Le Botswana a commencé à fournir des traitements antirétroviraux (ARV) à ses soldats pour tenter de limiter l’impact du VIH/SIDA au sein des forces armées botswanaises.
Ce programme de distribution d’ARV, coordonné par le service de santé des Forces de défense du Botwana (BDF), doit être mis en place sur trois sites: la base Thebephatswa à 90 kilomètres à l’ouest de la capitale, une caserne à Francistown, la deuxième ville du pays et la caserne de Sir Seretse Khama, dans la capitale.
L’objectif de ce programme, décrit comme “un tournant décisif pour garantir la sécurité de la nation”, est de sensibiliser quelques 5 000 soldats infectés par le virus.
Lekitlanye Ovuya, le chef du service de santé du BDF, a qualifié le programme “d’engagement fort pour favoriser une réponse multisectorielle à la lutte contre le virus”.
Selon Ovuya, le déploiement des troupes n’entravera pas le bon déroulement du programme, un réseau de centres de distribution d’ARV ayant été mis en place.
Il n’existe pas de statistiques fiables sur le niveau d’infection au VIH au sein des forces armées botswanaises. Mais le taux de prévalence parmi les soldats pourrait refléter le taux national, évalué à 25 pour cent.
Des études menées récemment par le programme conjoint des Nations Unies contre le sida (Onusida) ont révélé que les militaires étaient particulièrement vulnérables aux infections sexuellement transmissibles, dont le VIH/SIDA.
Selon ces études, l’environnement dans lequel évolue ces soldats favorise cette vulnérabilité : ils font partie de la tranche d’âge des 15-24 ans, soit la plus exposée aux risques d’infection, et la culture du risque les encourage à se mettre en danger.
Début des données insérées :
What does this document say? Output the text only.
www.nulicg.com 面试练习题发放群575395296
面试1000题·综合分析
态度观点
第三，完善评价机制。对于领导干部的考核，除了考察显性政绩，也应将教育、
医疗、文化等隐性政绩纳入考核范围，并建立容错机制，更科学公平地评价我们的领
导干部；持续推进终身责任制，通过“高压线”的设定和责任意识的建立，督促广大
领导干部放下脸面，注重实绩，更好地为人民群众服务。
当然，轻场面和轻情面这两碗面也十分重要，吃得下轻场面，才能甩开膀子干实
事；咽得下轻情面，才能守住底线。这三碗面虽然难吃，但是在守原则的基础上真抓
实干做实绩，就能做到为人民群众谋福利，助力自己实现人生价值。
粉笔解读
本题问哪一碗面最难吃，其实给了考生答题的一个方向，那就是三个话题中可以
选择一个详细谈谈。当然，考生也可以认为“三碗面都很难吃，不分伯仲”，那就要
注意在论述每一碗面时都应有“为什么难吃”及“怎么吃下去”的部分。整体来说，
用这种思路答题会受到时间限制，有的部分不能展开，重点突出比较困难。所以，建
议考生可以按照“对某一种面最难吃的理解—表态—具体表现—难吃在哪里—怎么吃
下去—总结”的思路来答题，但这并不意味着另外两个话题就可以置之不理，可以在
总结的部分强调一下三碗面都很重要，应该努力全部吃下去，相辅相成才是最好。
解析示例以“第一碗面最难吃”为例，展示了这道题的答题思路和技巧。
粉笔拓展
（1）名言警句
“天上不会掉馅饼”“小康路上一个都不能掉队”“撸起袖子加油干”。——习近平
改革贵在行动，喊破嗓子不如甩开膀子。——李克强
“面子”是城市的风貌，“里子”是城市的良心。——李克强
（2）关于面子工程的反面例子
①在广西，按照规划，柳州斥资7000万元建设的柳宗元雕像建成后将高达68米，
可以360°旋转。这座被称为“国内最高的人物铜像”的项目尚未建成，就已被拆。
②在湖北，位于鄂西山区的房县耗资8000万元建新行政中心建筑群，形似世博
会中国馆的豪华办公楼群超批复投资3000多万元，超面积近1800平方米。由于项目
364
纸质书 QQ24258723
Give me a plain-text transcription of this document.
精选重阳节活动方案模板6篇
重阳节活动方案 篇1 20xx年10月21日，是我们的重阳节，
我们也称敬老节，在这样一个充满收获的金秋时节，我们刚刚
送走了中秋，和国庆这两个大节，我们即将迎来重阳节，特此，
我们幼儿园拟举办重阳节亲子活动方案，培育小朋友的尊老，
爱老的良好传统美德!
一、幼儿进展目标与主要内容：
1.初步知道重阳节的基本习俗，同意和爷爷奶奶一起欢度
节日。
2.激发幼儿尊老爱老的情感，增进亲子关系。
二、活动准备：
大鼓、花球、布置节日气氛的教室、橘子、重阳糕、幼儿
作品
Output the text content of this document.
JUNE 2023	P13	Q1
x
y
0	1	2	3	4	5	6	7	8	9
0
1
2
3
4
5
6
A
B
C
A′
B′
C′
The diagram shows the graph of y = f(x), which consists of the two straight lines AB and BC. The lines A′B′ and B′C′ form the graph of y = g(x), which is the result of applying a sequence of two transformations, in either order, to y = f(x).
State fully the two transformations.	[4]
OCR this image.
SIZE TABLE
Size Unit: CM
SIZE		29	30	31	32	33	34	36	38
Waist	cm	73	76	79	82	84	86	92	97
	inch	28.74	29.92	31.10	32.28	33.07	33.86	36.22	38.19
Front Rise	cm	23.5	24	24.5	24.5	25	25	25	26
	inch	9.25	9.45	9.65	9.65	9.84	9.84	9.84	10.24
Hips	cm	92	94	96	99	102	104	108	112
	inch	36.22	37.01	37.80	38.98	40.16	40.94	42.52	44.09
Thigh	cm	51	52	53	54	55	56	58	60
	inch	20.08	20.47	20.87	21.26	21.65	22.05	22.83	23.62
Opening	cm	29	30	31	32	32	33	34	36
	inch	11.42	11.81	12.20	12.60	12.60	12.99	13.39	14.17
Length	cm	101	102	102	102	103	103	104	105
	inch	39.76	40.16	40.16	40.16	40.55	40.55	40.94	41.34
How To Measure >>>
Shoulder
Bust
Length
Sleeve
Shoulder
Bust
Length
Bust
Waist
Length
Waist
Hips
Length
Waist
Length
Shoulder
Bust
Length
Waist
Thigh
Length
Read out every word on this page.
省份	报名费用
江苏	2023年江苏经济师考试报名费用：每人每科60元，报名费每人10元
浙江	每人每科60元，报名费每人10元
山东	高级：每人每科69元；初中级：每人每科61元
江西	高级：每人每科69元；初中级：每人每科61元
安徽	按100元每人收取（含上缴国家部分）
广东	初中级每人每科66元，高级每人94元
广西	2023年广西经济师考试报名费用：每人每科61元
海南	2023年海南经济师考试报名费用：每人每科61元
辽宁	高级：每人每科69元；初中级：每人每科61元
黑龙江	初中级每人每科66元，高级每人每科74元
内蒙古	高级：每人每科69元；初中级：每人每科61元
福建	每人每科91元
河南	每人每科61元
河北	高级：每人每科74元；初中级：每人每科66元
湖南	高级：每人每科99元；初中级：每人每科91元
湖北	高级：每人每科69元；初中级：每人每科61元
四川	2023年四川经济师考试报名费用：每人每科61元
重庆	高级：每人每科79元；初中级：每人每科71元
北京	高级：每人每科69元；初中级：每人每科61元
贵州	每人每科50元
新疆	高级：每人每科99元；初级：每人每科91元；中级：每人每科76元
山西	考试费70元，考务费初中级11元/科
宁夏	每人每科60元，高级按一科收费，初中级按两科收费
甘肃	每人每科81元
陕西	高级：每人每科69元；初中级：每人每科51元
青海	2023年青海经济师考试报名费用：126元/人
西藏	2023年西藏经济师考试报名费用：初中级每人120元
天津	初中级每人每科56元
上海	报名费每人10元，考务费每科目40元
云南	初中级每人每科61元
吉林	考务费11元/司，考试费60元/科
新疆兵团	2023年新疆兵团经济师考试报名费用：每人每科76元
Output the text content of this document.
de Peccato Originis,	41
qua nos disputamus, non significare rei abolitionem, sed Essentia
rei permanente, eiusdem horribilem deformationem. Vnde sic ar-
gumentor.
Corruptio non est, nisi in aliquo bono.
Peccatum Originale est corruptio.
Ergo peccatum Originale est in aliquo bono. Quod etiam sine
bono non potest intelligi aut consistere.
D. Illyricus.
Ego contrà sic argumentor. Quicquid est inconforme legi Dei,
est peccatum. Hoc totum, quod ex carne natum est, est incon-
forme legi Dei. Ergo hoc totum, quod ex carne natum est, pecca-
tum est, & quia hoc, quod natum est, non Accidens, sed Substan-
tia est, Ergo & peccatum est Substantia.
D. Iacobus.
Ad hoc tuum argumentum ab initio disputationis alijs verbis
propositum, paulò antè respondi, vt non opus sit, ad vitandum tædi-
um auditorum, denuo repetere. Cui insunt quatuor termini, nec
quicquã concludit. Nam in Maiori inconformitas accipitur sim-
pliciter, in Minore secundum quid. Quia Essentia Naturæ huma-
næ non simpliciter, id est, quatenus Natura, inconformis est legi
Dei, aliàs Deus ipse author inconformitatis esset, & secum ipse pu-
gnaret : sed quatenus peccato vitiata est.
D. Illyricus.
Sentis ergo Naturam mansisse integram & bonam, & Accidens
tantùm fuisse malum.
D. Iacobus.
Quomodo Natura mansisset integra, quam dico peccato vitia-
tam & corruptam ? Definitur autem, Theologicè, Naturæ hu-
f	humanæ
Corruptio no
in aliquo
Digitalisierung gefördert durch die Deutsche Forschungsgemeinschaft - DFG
Les soldats, qui passent de longues périodes loin de chez eux, sont tentés de monnayer des relations sexuelles pour tromper la solitude.
L’Onusida a souligné qu’un taux élevé d’infection au VIH au sein des forces armées pouvait avoir un impact sur le niveau de préparation des troupes, qui perdent en compétences, en expérience et doivent supporter le coût élevé de la formation des remplaçants.
Le docteur Ernest Darkoh, responsable des opérations pour le programme national d’extension des traitements, a rejeté l’idée qui voudrait que la disponibilité des traitements pourrait encourager les hommes à avoir des comportements sexuels risqués.
“Notre expérience au Botswana a prouvé le contraire”, a dit Darkoh à IRIN. “Nous nous sommes aperçus que la disponibilité des traitements ARV avait incité les populations à connaître leur statut”.
Il a cependant reconnu que les campagnes destinées à encourager les populations à des pratiques plus sûres n’avaient pas eu d’impact significatif sur les comportement sexuels.